The Indians throughout the Upper Orinoco fry fish, dry them
in the sun, and reduce them to powder without separating the bones. I
have seen masses of fifty or sixty pounds of this flour, which
resembles that of cassava. When it is wanted for eating, it is mixed
with water, and reduced to a paste. In every climate the abundance of
fish has led to the invention of the same means of preserving them.
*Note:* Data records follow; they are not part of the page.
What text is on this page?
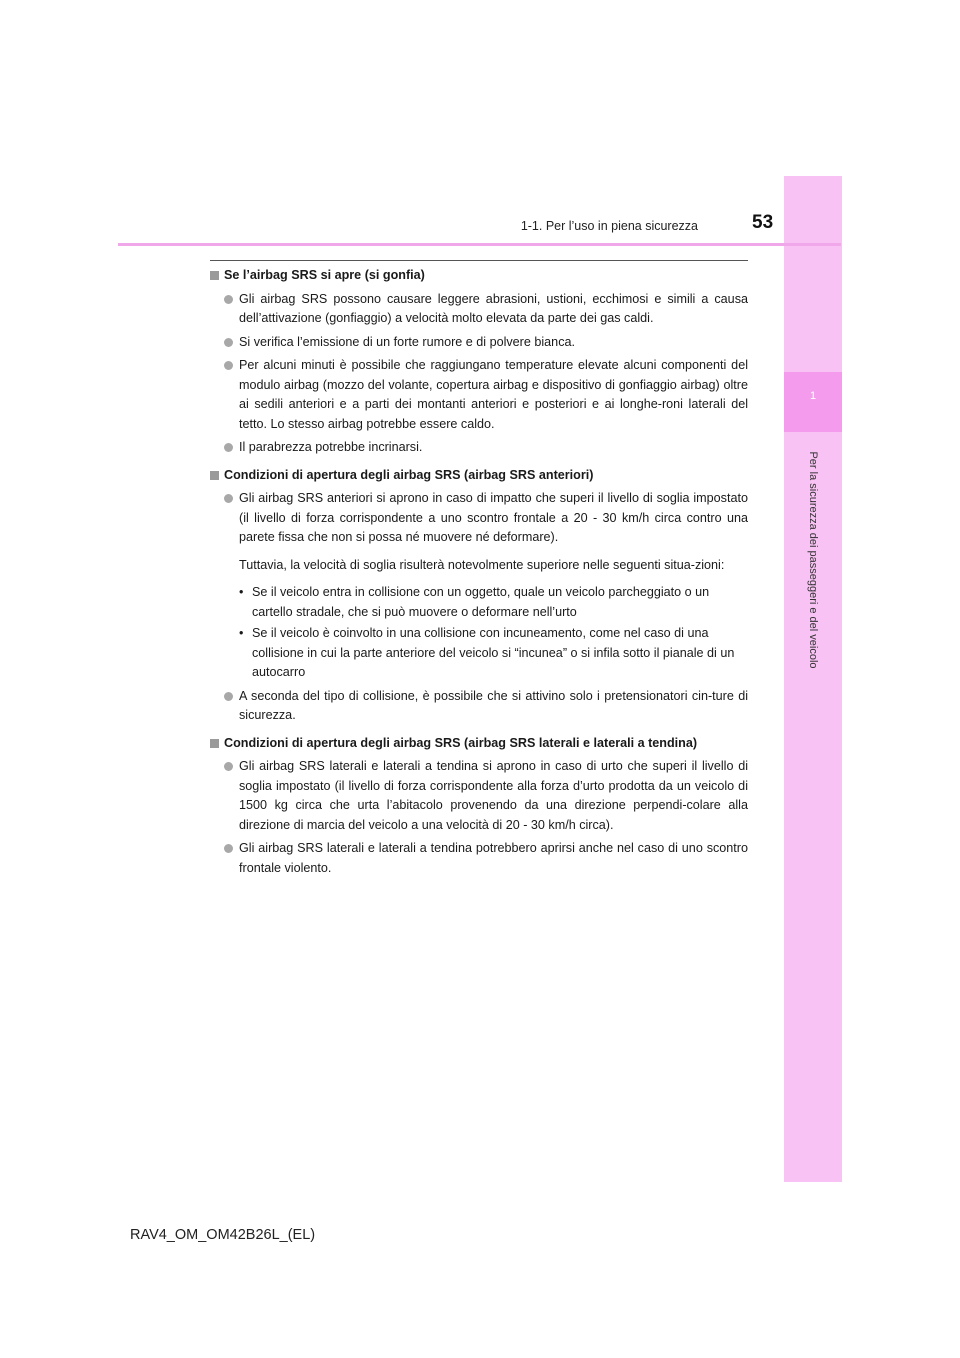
1
Per la sicurezza dei passeggeri e del veicolo
1-1. Per l’uso in piena sicurezza	53
Se l’airbag SRS si apre (si gonfia)
Gli airbag SRS possono causare leggere abrasioni, ustioni, ecchimosi e simili a causa dell’attivazione (gonfiaggio) a velocità molto elevata da parte dei gas caldi.
Si verifica l’emissione di un forte rumore e di polvere bianca.
Per alcuni minuti è possibile che raggiungano temperature elevate alcuni componenti del modulo airbag (mozzo del volante, copertura airbag e dispositivo di gonfiaggio airbag) oltre ai sedili anteriori e a parti dei montanti anteriori e posteriori e ai longhe-roni laterali del tetto. Lo stesso airbag potrebbe essere caldo.
Il parabrezza potrebbe incrinarsi.
Condizioni di apertura degli airbag SRS (airbag SRS anteriori)
Gli airbag SRS anteriori si aprono in caso di impatto che superi il livello di soglia impostato (il livello di forza corrispondente a uno scontro frontale a 20 - 30 km/h circa contro una parete fissa che non si possa né muovere né deformare).
Tuttavia, la velocità di soglia risulterà notevolmente superiore nelle seguenti situa-zioni:
• Se il veicolo entra in collisione con un oggetto, quale un veicolo parcheggiato o un cartello stradale, che si può muovere o deformare nell’urto
• Se il veicolo è coinvolto in una collisione con incuneamento, come nel caso di una collisione in cui la parte anteriore del veicolo si “incunea” o si infila sotto il pianale di un autocarro
A seconda del tipo di collisione, è possibile che si attivino solo i pretensionatori cin-ture di sicurezza.
Condizioni di apertura degli airbag SRS (airbag SRS laterali e laterali a tendina)
Gli airbag SRS laterali e laterali a tendina si aprono in caso di urto che superi il livello di soglia impostato (il livello di forza corrispondente alla forza d’urto prodotta da un veicolo di 1500 kg circa che urta l’abitacolo provenendo da una direzione perpendi-colare alla direzione di marcia del veicolo a una velocità di 20 - 30 km/h circa).
Gli airbag SRS laterali e laterali a tendina potrebbero aprirsi anche nel caso di uno scontro frontale violento.
RAV4_OM_OM42B26L_(EL)
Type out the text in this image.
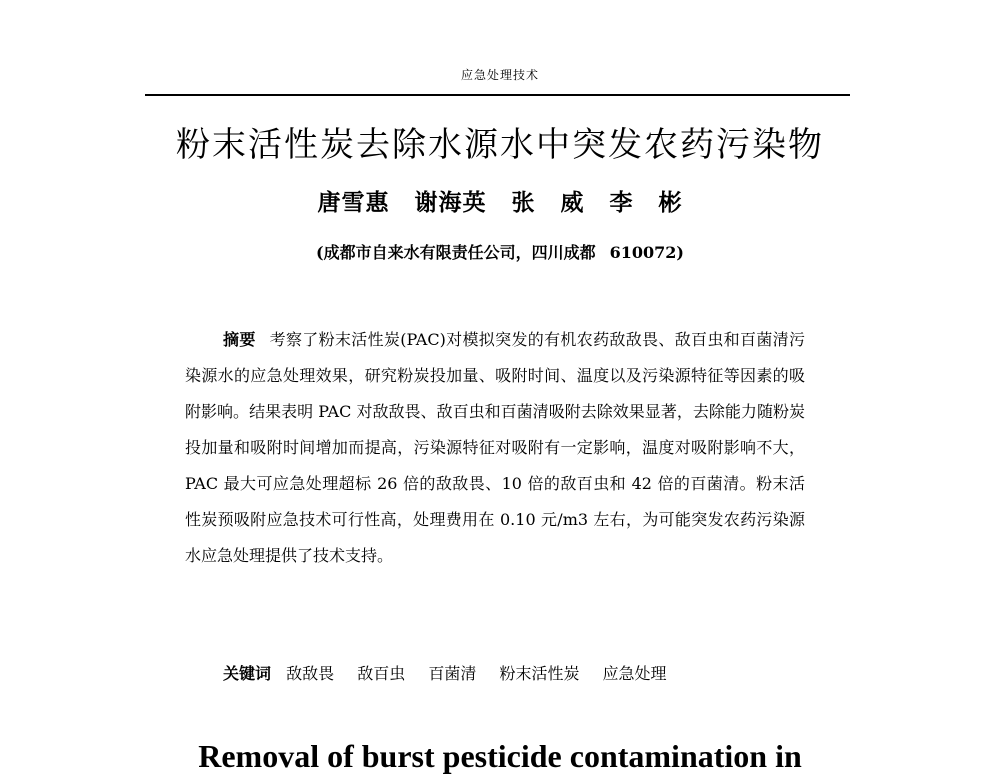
应急处理技术
粉末活性炭去除水源水中突发农药污染物
唐雪惠 谢海英 张 威 李 彬
(成都市自来水有限责任公司，四川成都 610072)
摘要 考察了粉末活性炭(PAC)对模拟突发的有机农药敌敌畏、敌百虫和百菌清污染源水的应急处理效果，研究粉炭投加量、吸附时间、温度以及污染源特征等因素的吸附影响。结果表明 PAC 对敌敌畏、敌百虫和百菌清吸附去除效果显著，去除能力随粉炭投加量和吸附时间增加而提高，污染源特征对吸附有一定影响，温度对吸附影响不大，PAC 最大可应急处理超标 26 倍的敌敌畏、10 倍的敌百虫和 42 倍的百菌清。粉末活性炭预吸附应急技术可行性高，处理费用在 0.10 元/m3 左右，为可能突发农药污染源水应急处理提供了技术支持。
关键词 敌敌畏 敌百虫 百菌清 粉末活性炭 应急处理
Removal of burst pesticide contamination in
Pliny and Diodorus Siculus have described the fish-bread of the
ichthyophagous nations, that dwelt on the Persian Gulf and the shores
of the Red Sea.* (* These nations, in a still ruder state than the
natives of the Orinoco, contented themselves with drying the raw fish
in the sun. They made up the fish-paste in the form of bricks, and
sometimes mixed with it the aromatic seed of paliurus (rhamnus), as in
Germany, and some other countries, cummin and fennel-seed are mixed
with wheaten bread.)
At Esmeralda, as everywhere else throughout the missions, the Indians
who will not be baptized, and who are merely aggregated in the
community, live in a state of polygamy. The number of wives differs
much in different tribes. It is most considerable among the Caribs,
and all the nations that have preserved the custom of carrying off
young girls from the neighbouring tribes. How can we imagine domestic
happiness in so unequal an association?